Türk Ocakları Erzurum Şubesi Başkanı Nizam Işık, Doğu Türkistan Türklerine yönelik Çin zulmünün devam ettiğini, zulümden kaçan çaresiz ve sahipsiz Uygur Türklerinin insan tacirlerinin insafına terk edildiğini, bu konuda Doğu Türkistanlıların lideri Rabia Kadir’in beyanlarının dikkate alınması gerektiğini vurguladı.
Rabia Kadir’in Hürriyet gazetesinde yer alan “Biz Türk’üz, ırkımız, dilimiz, dinimiz bir. Kültürümüz, özümüz, sözümüz bir. Türkiye 2.000.000’a yakın Suriyeliye kucak açtı. Irak’tan kaçanlara Filistin’e, Libya’ya, Somali’ye başta para olmak üzere çeşitli yardımlarda bulundu. İyi de yaptı. Türkiye bu kadar Suriyeliyi Müslüman oldukları için alıyorsa, kimsenin yardım elini uzatmadığı Uygurlar hem Türk, hem de Müslüman. Onlara da el uzatsın. Çünkü onlar başımıza bir şey gelse Türk olduğumuz için Türkiye bize yardım eder, bize sahip çıkar ümidini taşıyorlar. Ancak Türkiye Uygurları bir şeyler yapıyormuş gibi kandırıyor. Yani ağızlarına kuru bir emzik verip oyalıyor. Uygur Türlerinin tek umudu, tek güvendiği ülke Türkiye’dir.

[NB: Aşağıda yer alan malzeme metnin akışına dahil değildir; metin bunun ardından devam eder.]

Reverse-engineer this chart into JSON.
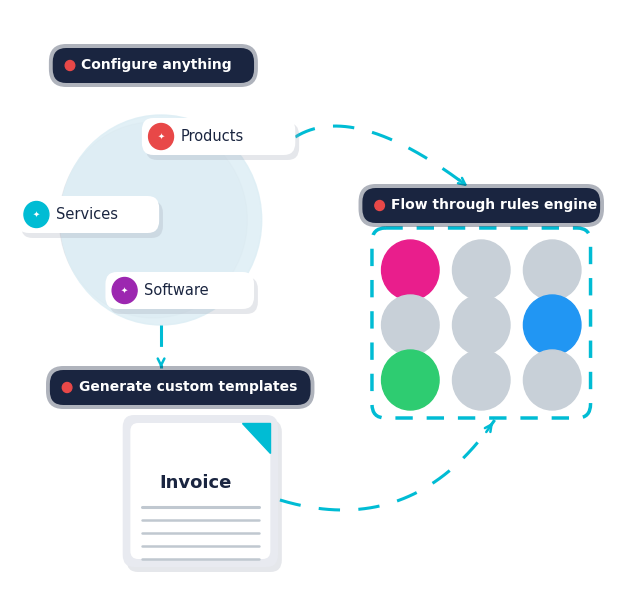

Biz Türkiye’nin Çin’e söz verdiğini de biliyoruz.” feryadını hatırlatan Işık; Rabia Kadir’in Türkiye’yi “ikinci vatan” olarak kabul ettiğini ancak Türkiye’ye girmesinin hâlâ yasak olduğunu, kendisine vize verilmediğini de belirtti.
Işık, Uygur bölgesine din adamı kılığında komşu ülkelerden geçen bazı karanlık kişilerin yalan yanlış dini propaganda ve cennet vaatleriyle Uygur gençlerini kandırıp bölgeden çıkararak Türkiye’deki insan kaçakçılarına teslim ettiklerini ve Uygur gençlerin bu yolla IŞİD ya da ÖSO saflarında cepheye sürüldüğünü, bu insan kaçakçılarının da çoğunun hala Türkiye’de bulunduğu yönünde iddialar olduğunu, devletimizce bu konuda etkin tedbirlerin bir an önce alınmasını istedi.